What is hick?

What Does hick Mean

The etymology of peasant takes us to the French word balourd , according to what is indicated by the Royal Spanish Academy ( RAE ) in its dictionary. Palurdo is an adjective that is used in a derogatory sense to refer to a gross, rough or illiterate individual .

For example: "The company is in the hands of a hick who always makes the worst decisions" , "Only a hick can say something similar" , "I do not tolerate hick who pretend to discuss issues that are completely unknown . "
Suppose a man tries to communicate with someone on the phone but is unable to do so due to some kind of signal problem. The subject, with the intention of solving the problem, begins to hit the equipment against the ground. Another individual, upon seeing the situation, points out to a friend: "Look at that yokel how he tries to fix his phone ..." . This is a disparaging comment that is offensive.

The notion of peasant or peasant is also used with reference to what is proper to one who is rude or ignorant : "The scientist spent more than an hour refuting peasant arguments at the end of his dissertation" , "The peasant justification that the accused gave outraged the relatives of the victim ” , “ There are peasant ideologies that are dangerous for society due to their possible effects ” .
Take the case of a journalist who, after making a report on the environmental degradation of a Caribbean beach, refers to the peasant tourism that destroyed the local ecosystem . Visitors who leave their garbage on the sand, buildings raised meters from the shore without any planning and boats that offer tours but are not controlled by the authorities and pollute with their fuels are mentioned by the reporter as responsible for the problem. .
Since it is a term generally used in a derogatory tone and in everyday speech, a good resource to broaden its definition is to use its synonyms. In this case, we can see a list in which other terms are also presented whose use is limited to certain Spanish-speaking regions and does not always have the same connotations: hick, redneck, ordinary, rough, rough, rough, rough, rude, uncouth and rustic . With regard to its antonyms, we can cite the following: cultured, fine, courteous and exquisite .
The adjective cateto , which can also be used as a noun, has a derogatory meaning in everyday speech to refer to a small-town person. Unfortunately, our language considers that a term that in principle designates those who were born in a town or who live in it serves to be used as an insult. Perhaps the most serious thing is that part of the negative connotation of this pejorative use refers to characteristics that either should not be qualified or we do not find in all individuals of the same origin.

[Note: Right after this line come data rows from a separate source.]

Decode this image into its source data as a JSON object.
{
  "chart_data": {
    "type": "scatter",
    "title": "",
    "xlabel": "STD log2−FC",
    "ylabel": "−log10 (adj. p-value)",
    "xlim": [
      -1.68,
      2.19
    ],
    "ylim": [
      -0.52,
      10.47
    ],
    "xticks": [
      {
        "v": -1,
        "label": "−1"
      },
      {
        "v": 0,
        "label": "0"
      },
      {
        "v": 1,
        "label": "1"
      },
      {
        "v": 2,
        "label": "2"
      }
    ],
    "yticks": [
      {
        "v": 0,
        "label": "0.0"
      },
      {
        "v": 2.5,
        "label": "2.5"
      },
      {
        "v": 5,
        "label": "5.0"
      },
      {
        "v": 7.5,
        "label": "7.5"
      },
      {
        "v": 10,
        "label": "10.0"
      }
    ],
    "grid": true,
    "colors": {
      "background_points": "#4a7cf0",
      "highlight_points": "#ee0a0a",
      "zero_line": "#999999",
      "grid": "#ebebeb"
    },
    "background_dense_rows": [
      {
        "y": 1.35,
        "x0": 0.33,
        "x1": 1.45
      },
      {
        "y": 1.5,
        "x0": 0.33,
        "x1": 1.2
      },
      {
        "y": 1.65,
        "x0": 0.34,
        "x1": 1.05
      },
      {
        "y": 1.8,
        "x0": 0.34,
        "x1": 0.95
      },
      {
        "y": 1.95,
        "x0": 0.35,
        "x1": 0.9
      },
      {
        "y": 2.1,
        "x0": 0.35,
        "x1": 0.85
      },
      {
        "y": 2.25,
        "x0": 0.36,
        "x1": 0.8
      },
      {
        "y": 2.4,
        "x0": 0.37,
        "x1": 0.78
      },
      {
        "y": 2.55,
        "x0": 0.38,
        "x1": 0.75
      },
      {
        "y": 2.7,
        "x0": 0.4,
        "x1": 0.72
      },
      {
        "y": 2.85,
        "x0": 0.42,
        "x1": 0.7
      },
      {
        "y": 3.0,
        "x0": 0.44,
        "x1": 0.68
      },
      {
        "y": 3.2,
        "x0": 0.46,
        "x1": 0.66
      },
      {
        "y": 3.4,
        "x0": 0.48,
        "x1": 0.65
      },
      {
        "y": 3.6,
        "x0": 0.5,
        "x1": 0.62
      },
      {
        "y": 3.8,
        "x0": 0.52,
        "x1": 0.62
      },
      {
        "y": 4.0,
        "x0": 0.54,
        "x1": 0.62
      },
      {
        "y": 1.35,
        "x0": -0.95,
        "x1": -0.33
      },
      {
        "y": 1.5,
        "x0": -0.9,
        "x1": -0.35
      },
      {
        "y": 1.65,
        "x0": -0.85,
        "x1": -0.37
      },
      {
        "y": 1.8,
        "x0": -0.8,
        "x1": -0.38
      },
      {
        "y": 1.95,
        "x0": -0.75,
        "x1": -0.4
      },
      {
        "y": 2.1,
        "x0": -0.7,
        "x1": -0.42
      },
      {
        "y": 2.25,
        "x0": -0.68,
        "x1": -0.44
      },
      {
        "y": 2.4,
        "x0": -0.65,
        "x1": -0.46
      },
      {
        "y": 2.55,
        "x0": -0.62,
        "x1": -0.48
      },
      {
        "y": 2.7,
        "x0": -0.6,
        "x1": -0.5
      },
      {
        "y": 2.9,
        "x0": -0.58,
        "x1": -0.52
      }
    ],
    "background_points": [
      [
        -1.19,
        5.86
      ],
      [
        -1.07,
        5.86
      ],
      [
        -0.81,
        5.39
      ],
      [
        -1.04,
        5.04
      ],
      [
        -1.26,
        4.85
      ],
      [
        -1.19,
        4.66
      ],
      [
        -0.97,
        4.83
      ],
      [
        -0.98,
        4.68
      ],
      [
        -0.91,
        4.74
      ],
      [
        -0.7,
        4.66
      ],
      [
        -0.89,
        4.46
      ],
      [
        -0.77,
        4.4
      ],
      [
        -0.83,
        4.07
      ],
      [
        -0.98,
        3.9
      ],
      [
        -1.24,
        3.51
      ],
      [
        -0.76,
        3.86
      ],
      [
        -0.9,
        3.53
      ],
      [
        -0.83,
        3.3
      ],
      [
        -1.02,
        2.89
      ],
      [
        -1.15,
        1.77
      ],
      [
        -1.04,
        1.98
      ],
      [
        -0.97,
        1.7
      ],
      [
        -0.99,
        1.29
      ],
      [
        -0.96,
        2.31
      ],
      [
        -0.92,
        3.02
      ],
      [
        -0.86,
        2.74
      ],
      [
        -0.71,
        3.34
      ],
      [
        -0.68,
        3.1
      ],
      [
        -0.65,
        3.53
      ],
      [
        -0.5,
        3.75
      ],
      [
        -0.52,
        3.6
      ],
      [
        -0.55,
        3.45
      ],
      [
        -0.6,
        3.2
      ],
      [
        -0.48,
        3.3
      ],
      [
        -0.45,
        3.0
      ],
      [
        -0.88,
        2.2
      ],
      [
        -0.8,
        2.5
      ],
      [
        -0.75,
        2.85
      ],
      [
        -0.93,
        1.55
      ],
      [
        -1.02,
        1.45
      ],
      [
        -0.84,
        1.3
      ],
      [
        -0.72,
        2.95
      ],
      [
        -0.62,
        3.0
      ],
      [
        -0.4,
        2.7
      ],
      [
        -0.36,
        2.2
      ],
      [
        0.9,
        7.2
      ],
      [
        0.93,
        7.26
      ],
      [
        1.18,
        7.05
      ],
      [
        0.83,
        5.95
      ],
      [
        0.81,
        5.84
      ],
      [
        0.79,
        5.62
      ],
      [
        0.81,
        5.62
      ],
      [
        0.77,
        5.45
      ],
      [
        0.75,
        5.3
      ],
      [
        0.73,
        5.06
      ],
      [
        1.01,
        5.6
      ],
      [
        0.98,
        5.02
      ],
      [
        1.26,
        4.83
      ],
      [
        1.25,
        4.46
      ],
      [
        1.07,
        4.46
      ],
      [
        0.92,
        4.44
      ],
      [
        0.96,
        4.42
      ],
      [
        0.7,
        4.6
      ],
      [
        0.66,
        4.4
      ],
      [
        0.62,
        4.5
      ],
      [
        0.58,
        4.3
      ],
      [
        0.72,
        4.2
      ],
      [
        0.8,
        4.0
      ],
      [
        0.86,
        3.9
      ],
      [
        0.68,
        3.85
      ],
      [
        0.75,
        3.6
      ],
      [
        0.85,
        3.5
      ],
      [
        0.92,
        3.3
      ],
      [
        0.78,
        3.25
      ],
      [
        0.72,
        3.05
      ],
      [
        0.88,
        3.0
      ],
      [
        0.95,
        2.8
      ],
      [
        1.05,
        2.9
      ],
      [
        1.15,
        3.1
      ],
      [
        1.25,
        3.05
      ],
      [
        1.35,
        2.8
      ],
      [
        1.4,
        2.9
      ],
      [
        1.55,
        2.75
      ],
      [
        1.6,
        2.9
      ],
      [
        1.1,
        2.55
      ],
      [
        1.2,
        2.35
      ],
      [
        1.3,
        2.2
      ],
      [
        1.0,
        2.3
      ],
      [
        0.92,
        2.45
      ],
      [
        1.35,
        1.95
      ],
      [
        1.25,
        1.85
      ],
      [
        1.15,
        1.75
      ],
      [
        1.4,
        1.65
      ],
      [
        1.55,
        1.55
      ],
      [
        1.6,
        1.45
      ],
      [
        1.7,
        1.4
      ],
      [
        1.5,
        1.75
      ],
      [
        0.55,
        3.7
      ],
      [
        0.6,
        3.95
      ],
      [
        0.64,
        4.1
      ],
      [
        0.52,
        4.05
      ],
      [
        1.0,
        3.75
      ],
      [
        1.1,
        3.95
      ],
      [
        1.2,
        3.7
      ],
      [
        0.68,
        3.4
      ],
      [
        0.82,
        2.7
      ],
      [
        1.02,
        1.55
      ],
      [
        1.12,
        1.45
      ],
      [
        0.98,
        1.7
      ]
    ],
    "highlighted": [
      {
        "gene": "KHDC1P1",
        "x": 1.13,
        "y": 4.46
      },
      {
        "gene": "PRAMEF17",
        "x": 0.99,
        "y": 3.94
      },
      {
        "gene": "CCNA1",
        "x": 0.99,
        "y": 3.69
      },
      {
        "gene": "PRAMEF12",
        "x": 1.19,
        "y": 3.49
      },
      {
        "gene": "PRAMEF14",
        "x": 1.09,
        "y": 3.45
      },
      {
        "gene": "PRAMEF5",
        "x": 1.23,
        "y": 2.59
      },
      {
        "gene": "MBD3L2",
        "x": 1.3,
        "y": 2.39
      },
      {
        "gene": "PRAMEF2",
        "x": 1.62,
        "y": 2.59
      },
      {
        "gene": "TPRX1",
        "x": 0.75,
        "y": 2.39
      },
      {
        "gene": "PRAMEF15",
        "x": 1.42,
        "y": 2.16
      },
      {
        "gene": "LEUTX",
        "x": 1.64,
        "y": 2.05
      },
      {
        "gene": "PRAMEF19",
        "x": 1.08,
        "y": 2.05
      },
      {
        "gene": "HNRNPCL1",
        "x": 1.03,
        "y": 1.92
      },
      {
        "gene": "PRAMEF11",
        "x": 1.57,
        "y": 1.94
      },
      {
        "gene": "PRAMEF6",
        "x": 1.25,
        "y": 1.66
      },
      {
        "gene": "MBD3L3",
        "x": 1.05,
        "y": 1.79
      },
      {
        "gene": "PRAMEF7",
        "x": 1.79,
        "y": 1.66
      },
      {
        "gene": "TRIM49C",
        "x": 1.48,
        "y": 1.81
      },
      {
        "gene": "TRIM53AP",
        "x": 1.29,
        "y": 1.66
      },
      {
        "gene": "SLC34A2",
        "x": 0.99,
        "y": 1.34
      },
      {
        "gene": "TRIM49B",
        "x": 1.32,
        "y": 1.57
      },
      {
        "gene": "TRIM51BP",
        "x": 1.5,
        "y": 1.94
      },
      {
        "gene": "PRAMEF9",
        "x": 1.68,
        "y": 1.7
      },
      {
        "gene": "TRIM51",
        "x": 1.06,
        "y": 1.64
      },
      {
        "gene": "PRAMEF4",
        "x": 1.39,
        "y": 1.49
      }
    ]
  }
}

Returning to his relationship with peasant , it is another way of describing people who have certain personality traits that are associated with life in the country and, in an absolutely arbitrary and offensive way, are considered part of the set of bad manners or from a lack of refinement that the city left behind long ago.
It is not only serious that we use an adjective like this to insult someone, but that we oppose it to another that at first does not define qualitative issues but simply regional or cultural. To say peasant , therefore, is to take those traits that we believe belong to small-town people and turn them into defects, while directly or indirectly opposing them to the traits of a city person, which we also incorrectly convert into virtues.